Based on interviews with leaders of human rights, youth, and victims' organizations, the report, A Passage to Justice: Selected Yemeni civil society views for transitional justice and long-term accountability in Yemen (43 pages, PDF), highlights the challenges associated with advancing transitional justice following a protracted conflict involving multiple parties — in this case, Yemeni and non-Yemeni and state and non-state actors. Stakeholders interviewed for the report agreed that the transitional justice process must be focused on the concerns and needs of victims and include mechanisms for truth telling, redress, and mental health support, and while they did not show a clear preference with respect to national or international courts, they believe that institutional reform is needed to ensure judicial independence and the ability of Yemeni courts to render justice in an impartial manner.
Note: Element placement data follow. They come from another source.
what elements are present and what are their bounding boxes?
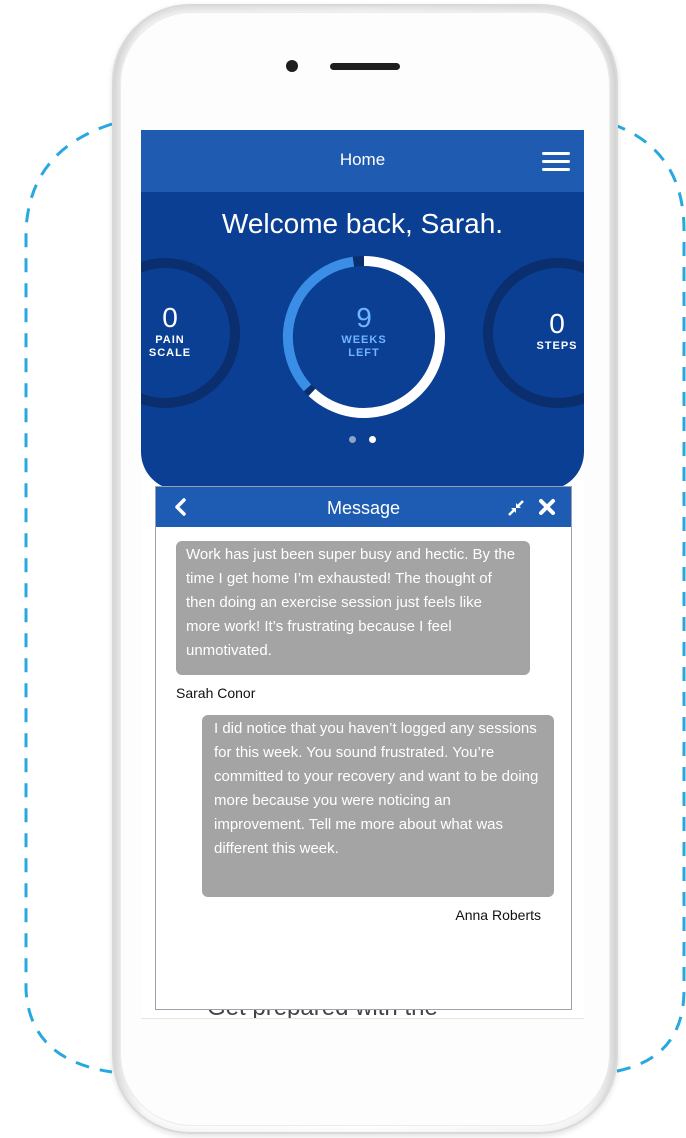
hamburger-menu-icon[interactable] bbox=[542, 152, 570, 172]
top-bar: Home bbox=[141, 130, 584, 192]
pain-scale-stat[interactable]: 0 PAIN SCALE bbox=[141, 302, 205, 360]
close-icon[interactable] bbox=[538, 498, 556, 516]
pager-dot[interactable] bbox=[349, 436, 356, 443]
app-screen: Home Welcome back, Sarah. 0 PAIN SCALE 9… bbox=[141, 130, 584, 1018]
weeks-left-value: 9 bbox=[356, 302, 372, 333]
pain-scale-label-line2: SCALE bbox=[148, 347, 192, 359]
message-bubble: I did notice that you haven’t logged any… bbox=[202, 715, 554, 897]
header-title: Home bbox=[339, 150, 386, 169]
message-sender: Anna Roberts bbox=[455, 907, 541, 923]
steps-stat[interactable]: 0 STEPS bbox=[527, 308, 584, 353]
pager-dot-active[interactable] bbox=[369, 436, 376, 443]
screen-bottom-edge bbox=[141, 1018, 584, 1019]
hero-dashboard: Welcome back, Sarah. 0 PAIN SCALE 9 WEEK… bbox=[141, 192, 584, 490]
welcome-message: Welcome back, Sarah. bbox=[221, 208, 504, 239]
message-sender: Sarah Conor bbox=[176, 685, 256, 701]
message-bubble: Work has just been super busy and hectic… bbox=[176, 541, 530, 675]
camera-icon bbox=[286, 60, 298, 72]
pain-scale-label-line1: PAIN bbox=[155, 334, 185, 346]
speaker-grille bbox=[330, 63, 400, 70]
weeks-left-stat[interactable]: 9 WEEKS LEFT bbox=[324, 302, 404, 360]
collapse-arrows-icon[interactable] bbox=[506, 498, 526, 518]
weeks-left-label-line2: LEFT bbox=[348, 347, 380, 359]
weeks-left-label-line1: WEEKS bbox=[341, 334, 387, 346]
pain-scale-value: 0 bbox=[162, 302, 178, 333]
steps-label: STEPS bbox=[536, 340, 578, 352]
message-panel-header: Message bbox=[156, 487, 571, 527]
message-panel: Message Work has just been super busy an… bbox=[155, 486, 572, 1010]
steps-value: 0 bbox=[549, 308, 565, 339]
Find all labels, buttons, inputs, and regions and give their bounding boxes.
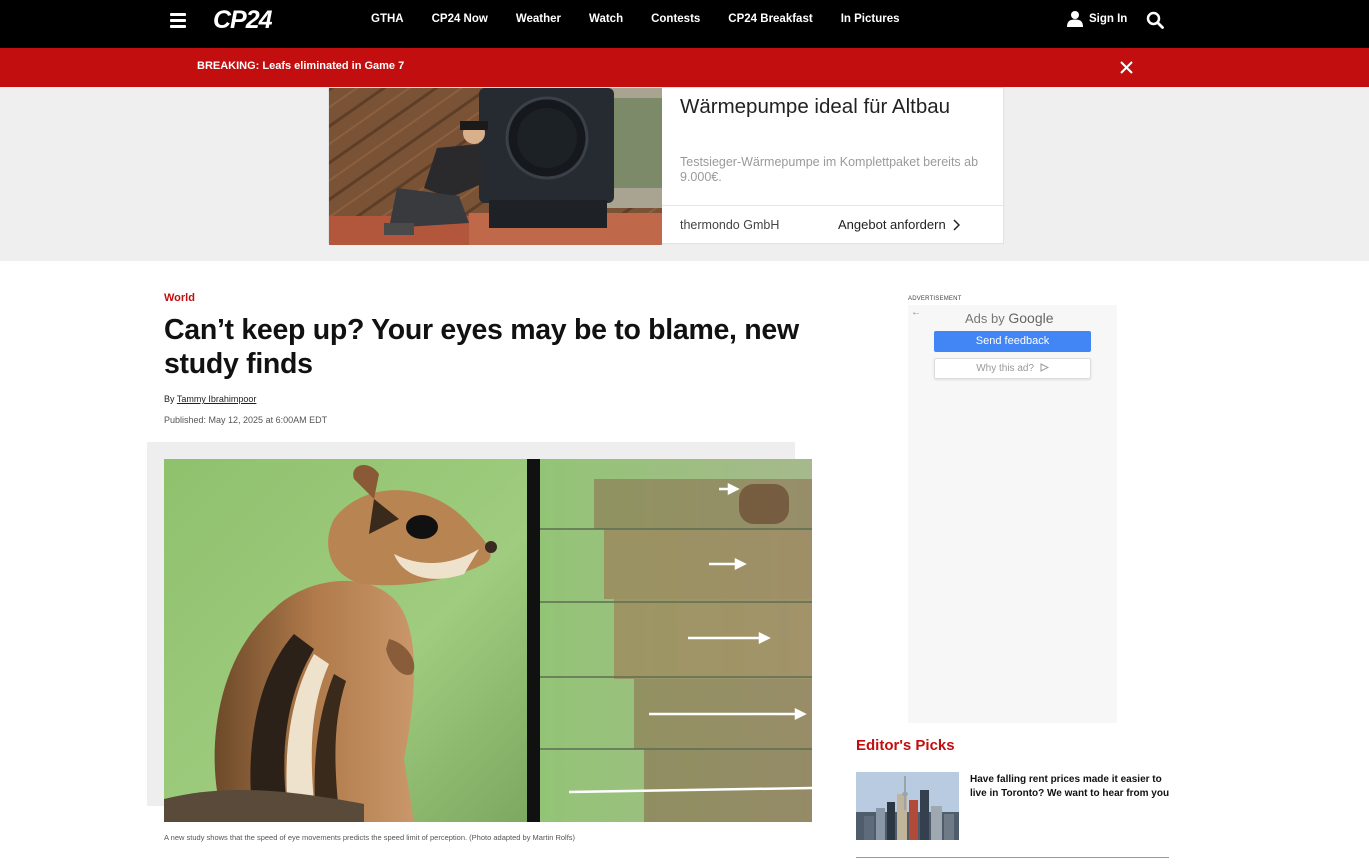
ad-title[interactable]: Wärmepumpe ideal für Altbau [680,93,980,120]
nav-link-watch[interactable]: Watch [589,13,623,25]
editors-pick-image-toronto-skyline[interactable] [856,772,959,840]
breaking-news-text[interactable]: BREAKING: Leafs eliminated in Game 7 [197,60,404,72]
close-icon[interactable] [1120,61,1133,79]
send-feedback-button[interactable]: Send feedback [934,331,1091,352]
ad-subtitle: Testsieger-Wärmepumpe im Komplettpaket b… [680,155,979,184]
article-category[interactable]: World [164,292,195,304]
byline-prefix: By [164,394,175,404]
google-wordmark: Google [1008,310,1054,326]
ad-heat-pump-image[interactable] [329,88,662,245]
search-icon[interactable] [1146,11,1164,34]
nav-link-cp24-now[interactable]: CP24 Now [432,13,488,25]
nav-link-contests[interactable]: Contests [651,13,700,25]
adchoices-icon [1040,363,1049,372]
nav-link-in-pictures[interactable]: In Pictures [841,13,900,25]
editors-pick-headline[interactable]: Have falling rent prices made it easier … [970,773,1175,801]
top-navigation: CP24 GTHA CP24 Now Weather Watch Contest… [0,0,1369,48]
ad-divider [662,205,1005,206]
byline: By Tammy Ibrahimpoor [164,394,256,404]
nav-link-weather[interactable]: Weather [516,13,561,25]
ad-cta-label: Angebot anfordern [838,217,946,232]
breaking-news-bar[interactable]: BREAKING: Leafs eliminated in Game 7 [0,48,1369,87]
article-photo-chipmunk[interactable] [164,459,812,822]
chevron-right-icon [953,218,960,231]
sign-in-button[interactable]: Sign In [1067,10,1127,27]
main-nav: GTHA CP24 Now Weather Watch Contests CP2… [357,0,914,38]
nav-link-gtha[interactable]: GTHA [371,13,404,25]
advertisement-label: ADVERTISEMENT [908,296,962,302]
ads-by-prefix: Ads by [965,311,1005,326]
ad-advertiser[interactable]: thermondo GmbH [680,218,779,232]
why-this-ad-button[interactable]: Why this ad? [934,358,1091,379]
editors-pick-divider [856,857,1169,858]
sign-in-label: Sign In [1089,12,1128,25]
editors-picks-heading: Editor's Picks [856,737,955,754]
photo-caption: A new study shows that the speed of eye … [164,833,576,842]
user-icon [1067,11,1083,27]
back-arrow-icon[interactable]: ← [911,307,921,318]
nav-link-cp24-breakfast[interactable]: CP24 Breakfast [728,13,812,25]
ad-cta-button[interactable]: Angebot anfordern [838,217,960,232]
author-link[interactable]: Tammy Ibrahimpoor [177,394,257,404]
ads-by-google: Ads by Google [965,310,1054,326]
article-headline: Can’t keep up? Your eyes may be to blame… [164,314,799,380]
menu-icon[interactable] [170,13,186,28]
cp24-logo[interactable]: CP24 [213,6,273,34]
published-date: Published: May 12, 2025 at 6:00AM EDT [164,415,328,425]
why-this-ad-label: Why this ad? [976,363,1035,374]
top-ad-card[interactable]: Wärmepumpe ideal für Altbau Testsieger-W… [328,87,1005,245]
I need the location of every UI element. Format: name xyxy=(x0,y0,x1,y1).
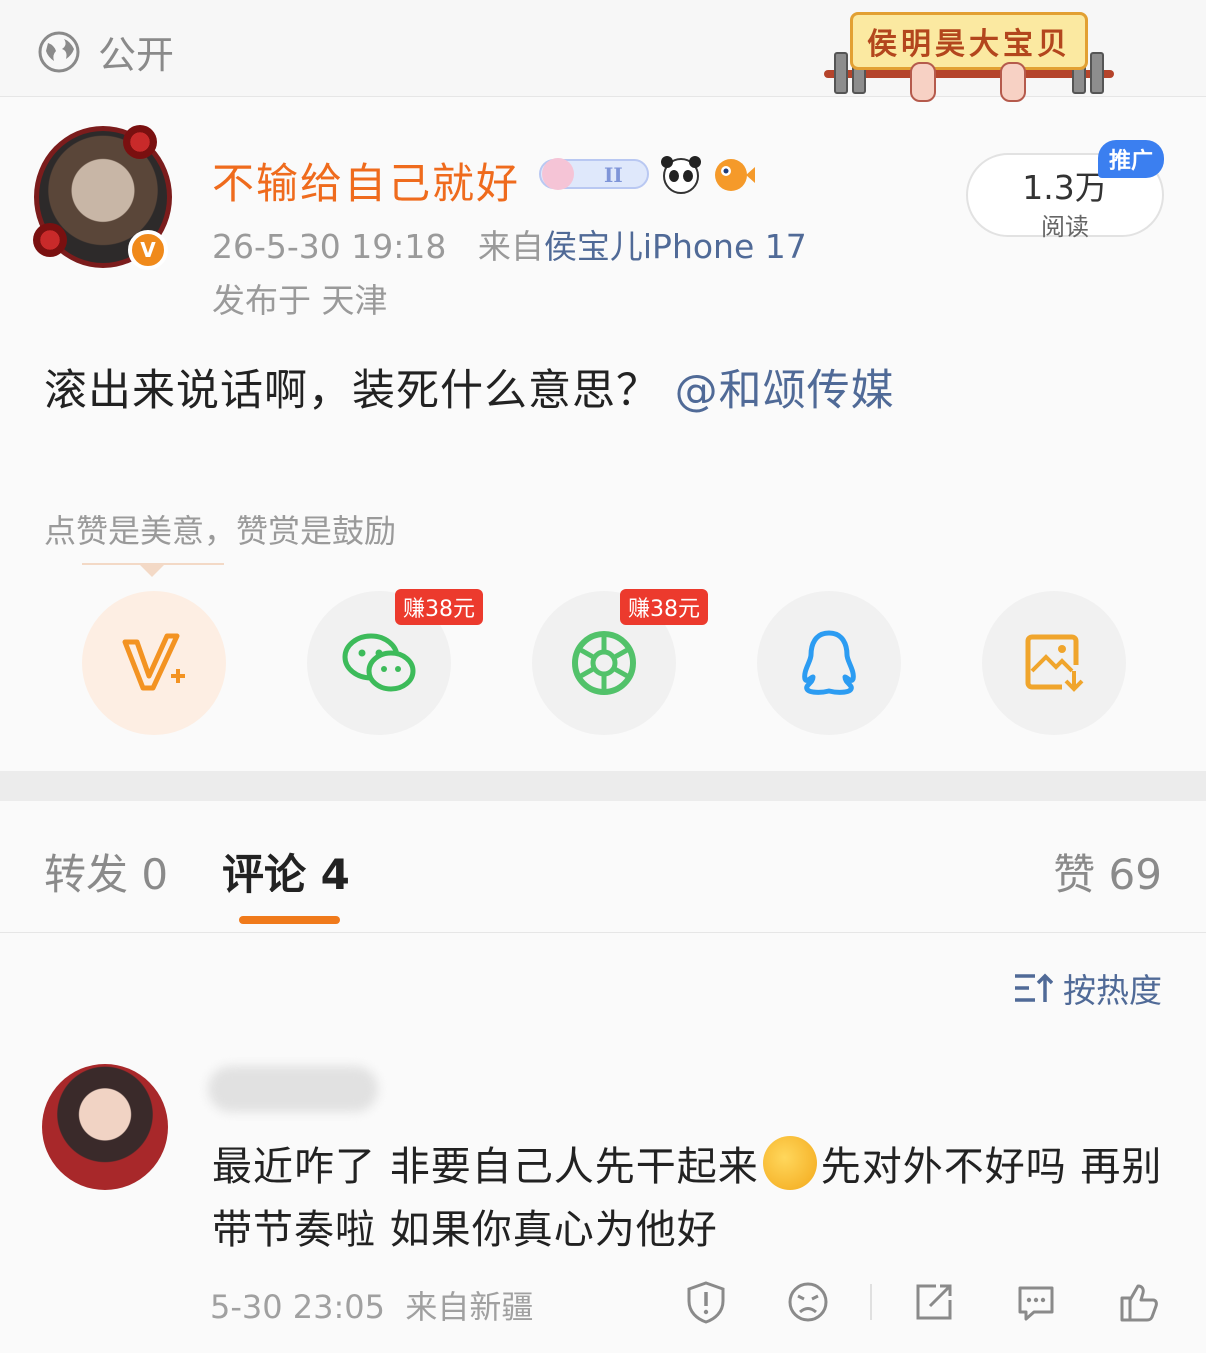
actions-divider xyxy=(870,1284,872,1320)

Recommendations for long-term accountability include supporting the efforts of Yemeni civil society organizations to expand the documentation of human rights and international humanitarian law violations; collect, preserve, and analyze information and evidence; establish an accountability agenda that addresses violations of social and economic rights; and harness open-source technology to support and strengthen accountability and redress initiatives.
"As part of its new push to the end the war, the U.S. must also back Yemeni civil society's efforts to ensure real accountability for the crimes committed, and for the lives destroyed," said Chris Rogers, a senior program officer at the Open Society Human Rights Initiative and an editor of the report. "Because for many Yemenis, it is not U.S. bombs that are the real enemy to lasting peace — it's impunity."